И надо же было этой Джиллиан Брайтон возвратиться как раз сейчас, чтобы напомнить Чарли об ошибках молодости… а Юджину — о прошлом.
Вцепившись в подлокотники кресла, старик усилием воли отогнал мучительные воспоминания. Его молодая жена, его смешливая, неугомонная Арабелла… Он осыпал новобрачную подарками, из кожи вон лез, чтобы угодить, каждый ее каприз исполнял… Как он обрадовался, узнав, что жена беременна… а вот Арабелла, напротив, преисполнилась неодолимого отвращения к ребенку, и к мужу, и к себе самой! И та, последняя поездка в каньон Санто-Беньо… Арабелла дулась и капризничала, а он, Юджин, знай подольщался да умасливал упрямицу, умолял ее, насколько позволяла упрямая гордость, подумать хорошенько насчет развода… может, еще все уладится!
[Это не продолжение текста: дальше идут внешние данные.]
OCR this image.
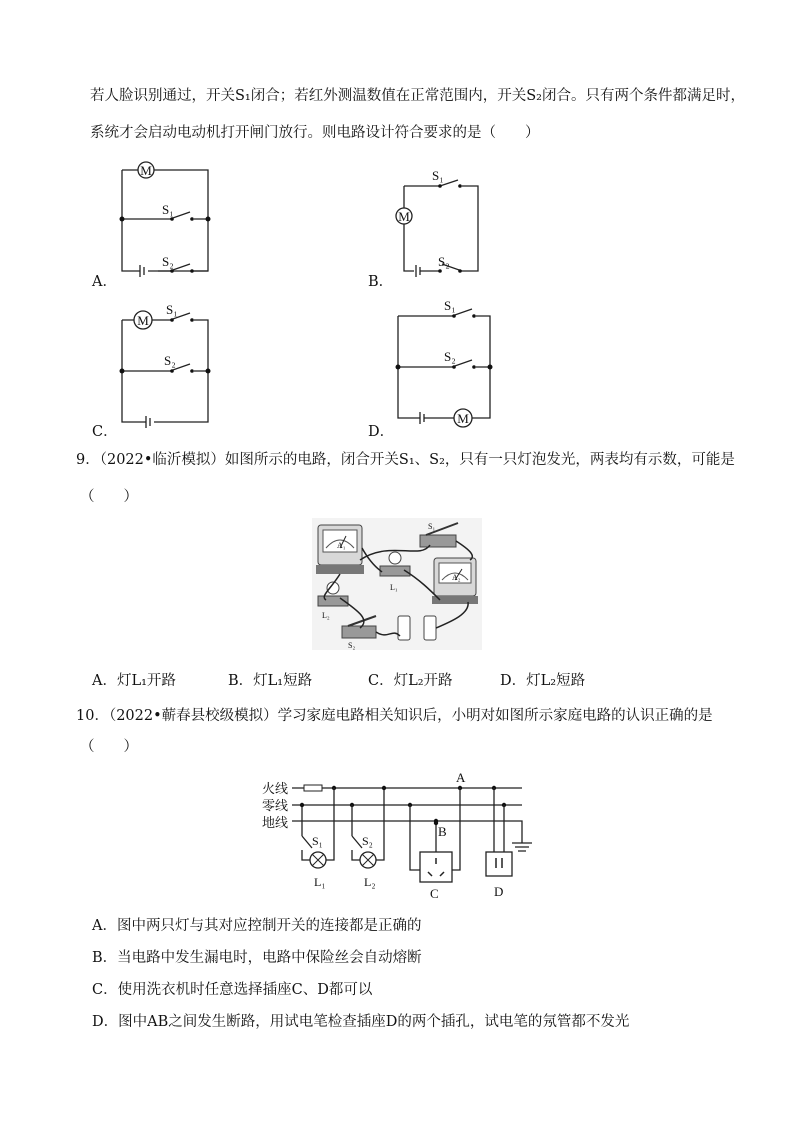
若人脸识别通过，开关S₁闭合；若红外测温数值在正常范围内，开关S₂闭合。只有两个条件都满足时，
系统才会启动电动机打开闸门放行。则电路设计符合要求的是（　　）
A．	B．
C．	D．
M
S₁
S₂
S₁
S₂
M
M
S₁
S₂
S₁
M
S₂
9．（2022•临沂模拟）如图所示的电路，闭合开关S₁、S₂，只有一只灯泡发光，两表均有示数，可能是
（　　）
A₁
A₂
S₁
L₁
L₂
S₂
A．灯L₁开路	B．灯L₁短路	C．灯L₂开路	D．灯L₂短路
10．（2022•蕲春县校级模拟）学习家庭电路相关知识后，小明对如图所示家庭电路的认识正确的是
（　　）
火线
零线
地线
A
S₁
L₁
S₂
L₂
B
C	D
A．图中两只灯与其对应控制开关的连接都是正确的
B．当电路中发生漏电时，电路中保险丝会自动熔断
C．使用洗衣机时任意选择插座C、D都可以
D．图中AB之间发生断路，用试电笔检查插座D的两个插孔，试电笔的氖管都不发光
Нет! Старик до боли зажмурился, гася навязчивые видения. Тот день он вспоминать не станет, равно как и последующие — унылые, безрадостные, пасмурные недели и месяцы без Арабеллы. Она подарила ему сына. Даже если закрыть глаза на все прочее, Арабелла по крайней мере подарила ему сына.
Втайне Юджин неустанно молился о том, чтобы Натали родила Чарли ребенка. В отличие от Арабеллы, Натали мечтала о детях. Более того, только и думала, как бы угодить мужу. С каким отчаянным самозабвением Натали любила его сына… морила себя голодом, лишь бы сохранить стройную фигурку, тратила баснословные суммы всякий раз, как ездила в Матчингэм, — ближайший крупный город, — к парикмахеру или за покупками.
Надо бы поговорить с Натали, решил про себя старик. Может, разумно будет посоветоваться с доктором. Пора ей понести, давно пора. Если какая-то проблема и есть, то дело в ней самой, а не в муже. Юджин втихаря каждый месяц выплачивал изрядные алименты на ребенка, коего Чарли «заделал» еще до того, как закрутил эту дурацкую интрижку с Джиллиан Брайтон.
Черт бы побрал мерзавку, выругался в сердцах старик, вспоминая события десятилетней давности, едва не обернувшиеся катастрофой. Черт подери мерзавку: и дернуло же ее снова открывать этот треклятый ящик Пандоры!
Черт бы побрал мерзавку!
Натали расчесывала перед зеркалом шелковистые, чуть вьющиеся, иссиня-черные пряди, гадая, успеет ли уложить волосы в сложную прическу, прежде чем прозвучит гонг, созывающий семейство к столу. Или оставить как есть, распущенными? Не далее как вчера Чарли восхищенно отозвался о пышной, не знающей шпилек гриве этой негодницы… С каждым движением расчески мысли миссис Донован снова и снова возвращались к Джиллиан Брайтон. Черт бы ее подрал — за то, что мучает и искушает бедняжку Чарли видениями мира, так непохожего на Санто-Беньо… и видением женской красоты, так непохожей на ее собственную!
Отбросив расческу, Натали принялась пристально разглядывать себя в золоченом трюмо, выписанном из Италии с благословения Юджина. Свекор всецело поддержал ее намерение по-новому оформить интерьер и сам уговорил супругов отселиться в отдельное, роскошно меблированное крыло просторного особняка. Дескать, молодой семье нужно свое, уютное гнездышко.
А теперь Натали поняла: муж ее считает эту заново меблированную в европейском стиле часть дома не более чем тюрьмой, ненавистной золотой клеткой!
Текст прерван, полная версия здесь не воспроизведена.